Contact lenses for the brain

Mar 27, 2005 01:29

Today, I saw clearly for the first time in...what...24 years!...without the aid of glasses. I got my trial contact lenses in from the optician. Learning to put them in and take them out went pretty fast, but taking them out again this afternoon was a bit of an ordeal. I still have a touch of that eyeball-touching phobia. I can't feel the right lens at all once it's in, but the left one, the toric one for the astigmatism, doesn't feel like it fits quite right. Maybe it's just the way toric lenses feel, I have no idea. But everything looks nice and clear, so I'm happy.

Having corrected peripheral vision is weird. It seems like there's just more going on visually, so even though everything's sharp and clear, it looks a little surreal. The most distinct change, though, is a difference in depth perception. Things look more deeply textured, and things above and below my visual horizon look bigger than usual somehow, like the moon illusion, but with everything. The DVD cases on the top row at the video store looked as big as magazines, and my feet look considerably bigger too. I laughed about that for about 10 minutes straight when I noticed -- I must have looked like a loon, but really, looking at them, there was a sense that these do not look like my feet, yet they clearly are. Like the man who mistook his wife for a hat. Scott says "well, you know what they say, if your feet look bigger..." But I haven't checked yet.

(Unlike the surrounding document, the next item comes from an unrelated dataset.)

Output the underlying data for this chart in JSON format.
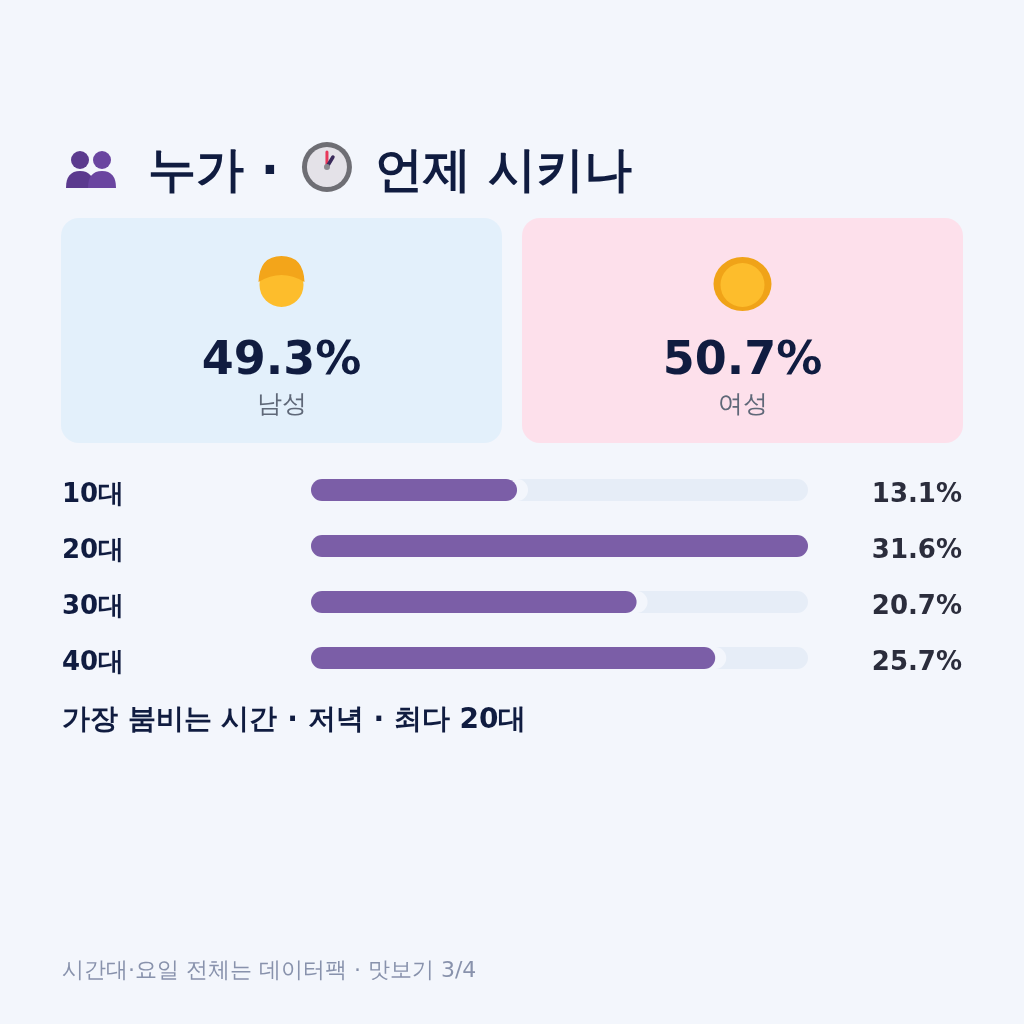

I also haven't seen my own face clearly from more than a foot away in a mirror without glasses for 24 years. How's that for a mind-fuck? Turns out, I am so fucking handsome. Ok, I'm exaggerating, but it was an interesting sensation. My eyes look a bit bigger for one thing, but my face looks longer, so it evens out. I see more of my dad in my features than I'm used to seeing. (At least it's my dad when he was still a skinny sailor boy and not the beer-bellied, balding dad, as he was by the time he was my age. Having kids and a serious alcohol problem will do that to you, they say.)

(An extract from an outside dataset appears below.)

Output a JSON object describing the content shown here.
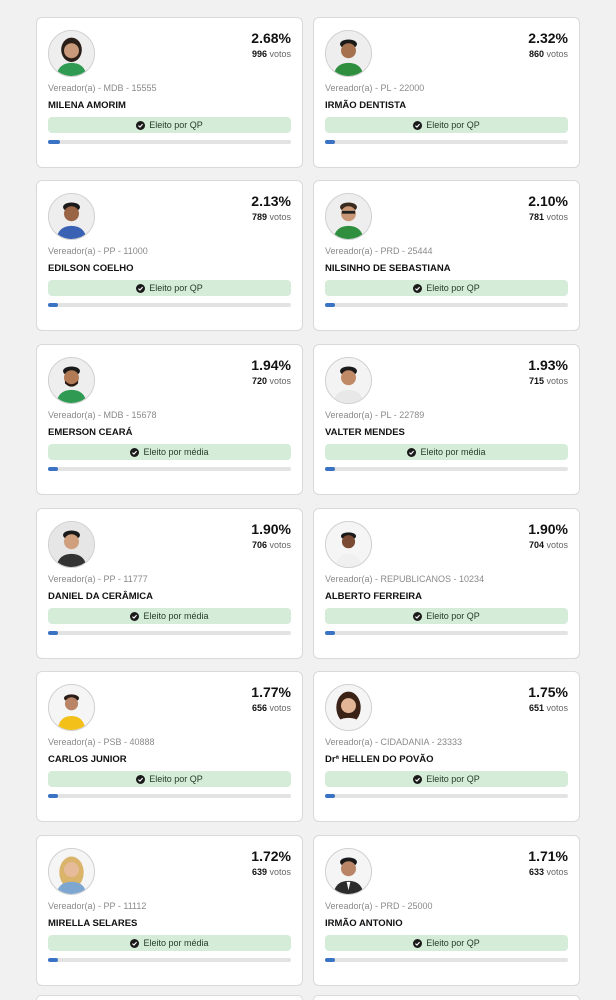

One of the first things I did upon leaving the optician was to stop at a convenience store and buy a cheap pair of sunglasses off the rack by the cash registers. I've always wanted to do that. Now I can look cool in my cheap shades.

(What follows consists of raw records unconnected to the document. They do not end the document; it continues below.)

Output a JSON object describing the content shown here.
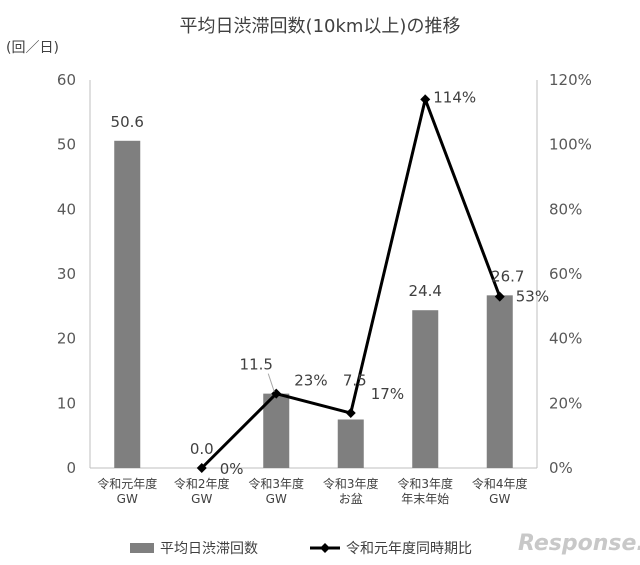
{
  "chart_data": {
    "type": "bar",
    "title": "平均日渋滞回数(10km以上)の推移",
    "ylabel": "(回／日)",
    "y2label": "",
    "ylim": [
      0,
      60
    ],
    "y2lim": [
      0,
      120
    ],
    "yticks": [
      "0",
      "10",
      "20",
      "30",
      "40",
      "50",
      "60"
    ],
    "y2ticks": [
      "0%",
      "20%",
      "40%",
      "60%",
      "80%",
      "100%",
      "120%"
    ],
    "grid": false,
    "legend_position": "bottom",
    "categories": [
      [
        "令和元年度",
        "GW"
      ],
      [
        "令和2年度",
        "GW"
      ],
      [
        "令和3年度",
        "GW"
      ],
      [
        "令和3年度",
        "お盆"
      ],
      [
        "令和3年度",
        "年末年始"
      ],
      [
        "令和4年度",
        "GW"
      ]
    ],
    "series": [
      {
        "name": "平均日渋滞回数",
        "type": "bar",
        "axis": "left",
        "values": [
          50.6,
          0.0,
          11.5,
          7.5,
          24.4,
          26.7
        ],
        "labels": [
          "50.6",
          "0.0",
          "11.5",
          "7.5",
          "24.4",
          "26.7"
        ],
        "color": "#7f7f7f"
      },
      {
        "name": "令和元年度同時期比",
        "type": "line",
        "axis": "right",
        "values": [
          null,
          0,
          23,
          17,
          114,
          53
        ],
        "labels": [
          "",
          "0%",
          "23%",
          "17%",
          "114%",
          "53%"
        ],
        "color": "#000000"
      }
    ]
  },
  "watermark": "Response."
}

It's a funny thing, when I was younger, I didn't care much about my appearance and considered it superficial to spend much time worrying about it. It was really some kind of self-esteem mental block, I think. Slowly over the last several years or so, that's changed somewhat, and now when I look in the mirror, I honestly think I'm more attractive at nearly 35 than I was when I was 25. Not that I do much different now, although I do get more regular haircuts, make more of an effort to find flattering clothes, and watch my weight a little more closely. Of course, I don't know what my 25 year-old self would have to say, but fuck that guy. Actually, he was more attracted to 35 year-old men than other 25 year-olds too, so he'd probably agree. I'm even cool with the salt-n-pepa that's slowly taking over my whole head. It looks distinguished.